The exhibition also examines other, subtler forms of loss. Always Had Me Under Your Spell (Some Things Ain’t Meant To Stay the Same) depicts the park adjacent to the artist’s former Brooklyn apartment, where he would frequently take breaks from painting to watch the setting sun. The work gestures both to the artist’s nostalgic associations with place and to his own experiences of calm and self-reflection in nature. Indeed, in Niles’s work, the natural landscape is also a landscape of memory and feeling. A still life, I Don’t Keep Liquor Here (I Been Learning How To Do It All the Hard Way), likewise explores connections between self and place. A countertop reveals traces of daily life, featuring objects such as bags of snacks sealed with clips, packages of wipes, a pair of oven mitts, and the work gestures to the artist’s own experiences of sobriety primarily by way of omission. For Niles, still lives can function akin to portraits, suggesting both the presence and absence of a space’s inhabitants and capturing the traces of themselves that they leave behind in their environments.

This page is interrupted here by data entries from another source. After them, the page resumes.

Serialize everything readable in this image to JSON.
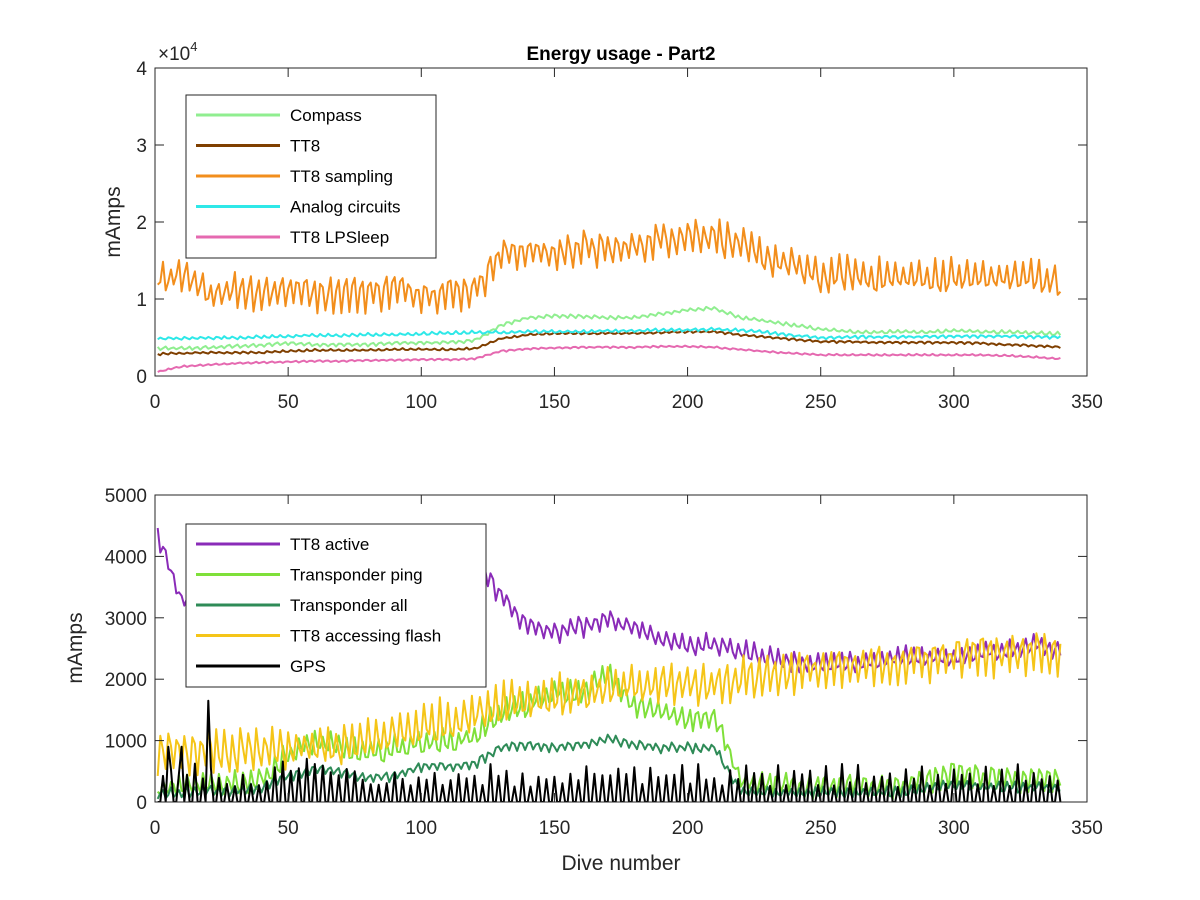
{
  "chart_data": [
    {
      "type": "line",
      "title": "Energy usage - Part2",
      "xlabel": "",
      "ylabel": "mAmps",
      "xlim": [
        0,
        350
      ],
      "ylim": [
        0,
        40000
      ],
      "y_exponent_label": "×10",
      "y_exponent_power": "4",
      "xticks": [
        "0",
        "50",
        "100",
        "150",
        "200",
        "250",
        "300",
        "350"
      ],
      "yticks": [
        "0",
        "1",
        "2",
        "3",
        "4"
      ],
      "legend_position": "top-left",
      "x": [
        1,
        10,
        20,
        30,
        40,
        50,
        60,
        70,
        80,
        90,
        100,
        110,
        120,
        130,
        140,
        150,
        160,
        170,
        180,
        190,
        200,
        210,
        220,
        230,
        240,
        250,
        260,
        270,
        280,
        290,
        300,
        310,
        320,
        330,
        340
      ],
      "series": [
        {
          "name": "Compass",
          "color": "#90ee90",
          "base": [
            3500,
            3500,
            3600,
            3800,
            3900,
            4200,
            4000,
            4000,
            4000,
            4200,
            4200,
            4300,
            4500,
            6500,
            7500,
            7700,
            7700,
            7500,
            7500,
            8000,
            8500,
            8700,
            7500,
            7000,
            6500,
            6000,
            5700,
            5600,
            5700,
            5600,
            5800,
            5700,
            5600,
            5500,
            5400
          ],
          "amp": 400
        },
        {
          "name": "TT8",
          "color": "#7f3f00",
          "base": [
            2800,
            2900,
            3000,
            3000,
            3000,
            3200,
            3300,
            3300,
            3300,
            3400,
            3400,
            3400,
            3500,
            4800,
            5300,
            5500,
            5500,
            5500,
            5500,
            5600,
            5700,
            5700,
            5300,
            5000,
            4700,
            4400,
            4400,
            4300,
            4300,
            4300,
            4300,
            4200,
            4000,
            3900,
            3700
          ],
          "amp": 250
        },
        {
          "name": "TT8 sampling",
          "color": "#f28e1c",
          "base": [
            12000,
            12000,
            10000,
            10500,
            10000,
            10500,
            10000,
            10000,
            10000,
            10500,
            10000,
            10000,
            10500,
            15000,
            15500,
            15000,
            16000,
            15500,
            16000,
            17000,
            17500,
            17500,
            16000,
            14500,
            13500,
            12000,
            12500,
            12000,
            12000,
            12000,
            12000,
            12000,
            12000,
            12000,
            11500
          ],
          "amp": 4000
        },
        {
          "name": "Analog circuits",
          "color": "#2ee8e8",
          "base": [
            4800,
            4800,
            4900,
            4900,
            5000,
            5100,
            5200,
            5200,
            5300,
            5300,
            5400,
            5500,
            5600,
            5600,
            5700,
            5700,
            5700,
            5800,
            5800,
            5900,
            5900,
            6000,
            5900,
            5600,
            5200,
            4900,
            5000,
            5000,
            5000,
            5000,
            5100,
            5100,
            5100,
            5000,
            5000
          ],
          "amp": 350
        },
        {
          "name": "TT8 LPSleep",
          "color": "#e569b0",
          "base": [
            500,
            1200,
            1400,
            1600,
            1700,
            1800,
            1900,
            1900,
            2000,
            2000,
            2100,
            2100,
            2200,
            3200,
            3500,
            3600,
            3700,
            3700,
            3700,
            3800,
            3800,
            3700,
            3400,
            3100,
            2900,
            2700,
            2700,
            2700,
            2700,
            2700,
            2700,
            2700,
            2600,
            2400,
            2200
          ],
          "amp": 200
        }
      ]
    },
    {
      "type": "line",
      "title": "",
      "xlabel": "Dive number",
      "ylabel": "mAmps",
      "xlim": [
        0,
        350
      ],
      "ylim": [
        0,
        5000
      ],
      "xticks": [
        "0",
        "50",
        "100",
        "150",
        "200",
        "250",
        "300",
        "350"
      ],
      "yticks": [
        "0",
        "1000",
        "2000",
        "3000",
        "4000",
        "5000"
      ],
      "legend_position": "top-left",
      "x": [
        1,
        10,
        20,
        30,
        40,
        50,
        60,
        70,
        80,
        90,
        100,
        110,
        120,
        130,
        140,
        150,
        160,
        170,
        180,
        190,
        200,
        210,
        220,
        230,
        240,
        250,
        260,
        270,
        280,
        290,
        300,
        310,
        320,
        330,
        340
      ],
      "series": [
        {
          "name": "TT8 active",
          "color": "#8a2bb8",
          "base": [
            4300,
            3200,
            3400,
            3600,
            3800,
            3700,
            3800,
            3800,
            3900,
            3900,
            3900,
            3900,
            3900,
            3300,
            2800,
            2700,
            2800,
            2900,
            2800,
            2600,
            2500,
            2500,
            2400,
            2300,
            2200,
            2200,
            2200,
            2200,
            2300,
            2300,
            2300,
            2400,
            2400,
            2500,
            2400
          ],
          "amp": 300
        },
        {
          "name": "Transponder ping",
          "color": "#7fe03a",
          "base": [
            150,
            180,
            200,
            250,
            300,
            700,
            900,
            800,
            700,
            800,
            900,
            900,
            1000,
            1400,
            1500,
            1700,
            1700,
            2000,
            1500,
            1400,
            1300,
            1300,
            300,
            250,
            200,
            200,
            200,
            200,
            200,
            300,
            400,
            350,
            300,
            300,
            300
          ],
          "amp": 350
        },
        {
          "name": "Transponder all",
          "color": "#2e8b57",
          "base": [
            100,
            120,
            150,
            150,
            200,
            400,
            500,
            450,
            350,
            400,
            550,
            550,
            600,
            850,
            900,
            850,
            900,
            1000,
            900,
            850,
            850,
            850,
            150,
            120,
            120,
            120,
            120,
            120,
            120,
            200,
            250,
            220,
            200,
            200,
            200
          ],
          "amp": 150
        },
        {
          "name": "TT8 accessing flash",
          "color": "#f5c518",
          "base": [
            600,
            700,
            700,
            700,
            700,
            750,
            750,
            800,
            850,
            1000,
            1100,
            1200,
            1300,
            1500,
            1550,
            1600,
            1650,
            1700,
            1750,
            1800,
            1800,
            1800,
            1900,
            1950,
            2000,
            2050,
            2050,
            2100,
            2150,
            2200,
            2250,
            2300,
            2300,
            2350,
            2300
          ],
          "amp": 600
        },
        {
          "name": "GPS",
          "color": "#000000",
          "base": [
            120,
            300,
            200,
            100,
            100,
            300,
            400,
            200,
            100,
            80,
            80,
            80,
            80,
            80,
            80,
            80,
            80,
            80,
            80,
            80,
            80,
            80,
            80,
            80,
            80,
            80,
            80,
            80,
            80,
            80,
            80,
            80,
            80,
            80,
            80
          ],
          "amp": 250
        }
      ]
    }
  ]
}
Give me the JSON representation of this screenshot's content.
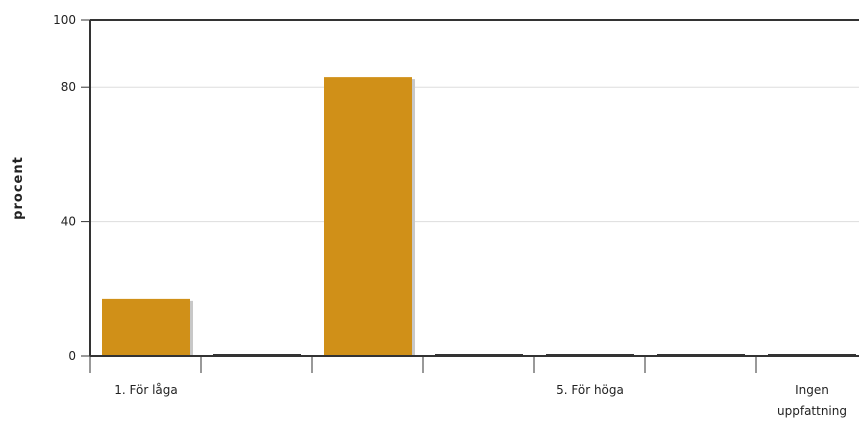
{
  "chart_data": {
    "type": "bar",
    "ylabel": "procent",
    "xlabel": "",
    "title": "",
    "ylim": [
      0,
      100
    ],
    "yticks": [
      0,
      40,
      80,
      100
    ],
    "grid": true,
    "categories": [
      "1. För låga",
      "",
      "",
      "",
      "5. För höga",
      "",
      "Ingen uppfattning"
    ],
    "values": [
      17,
      0,
      83,
      0,
      0,
      0,
      0
    ],
    "colors": {
      "bar": "#d09018",
      "shadow": "#c8c8c8",
      "axis": "#333333",
      "grid": "#dddddd"
    }
  }
}
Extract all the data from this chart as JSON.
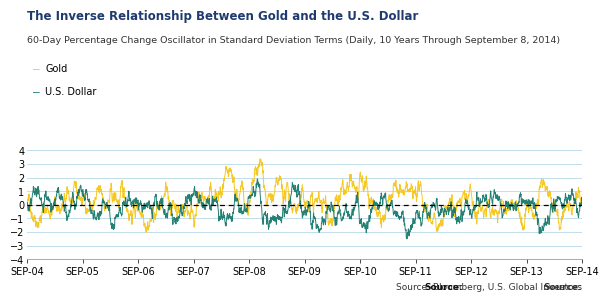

The London exhibition also includes new drawings, a medium to which Niles has recently returned. While the artist had not produced drawings outside his sketchbook since college, he revisited the medium over the past year, borrowing from his approaches to painting to reinvigorate his engagement with drawing. Across his drawings, Niles often allows for the surface of the paper to remain partly visible, and the artist strategically uses negative space, allowing room for absence as he endows his subjects with powerful presence.
For Niles, capturing the specificity of experience–with both text and image–is a way of making it more vivid and communicable to others. Here, and across his practice, the artist creates complex, highly evocative titles for his works. Niles works associatively, and image and text emerge simultaneously in his work, with each informing the other. Yet, Niles’s works are never merely explanatory or didactic, and with his poetic, carefully crafted titles, Niles poses additional prompts and channels of engagement to his viewers.
While often somber and still in mood and content, the works in You Know I Used to Love You… are emphatically vibrant in color. The artist first began experimenting with non-traditional color palettes and techniques in part because of the frustration he felt as he attempted to depict the deep reds and purples and golden tones he saw in his own skin. He found that forgoing traditional painting techniques and introducing vibrant colors he loved allowed for a rich representation of darker skin. With his fluorescent figures, Niles offers an authentic, alternative mode for representing contemporary life. Even as he dispenses with a naturalistic color palette, Niles allows his figures’ subjectivities to remain powerfully legible, and he uniquely grants his subjects visibility. With a color palette guided by expressivity rather than adherence to naturalism, Niles rejects overdetermined modes of representation and lends additional depth and complexity to subjectivity and experience. “When I let naturalism go,” the artist stated, “the works ended up feeling more real to me.”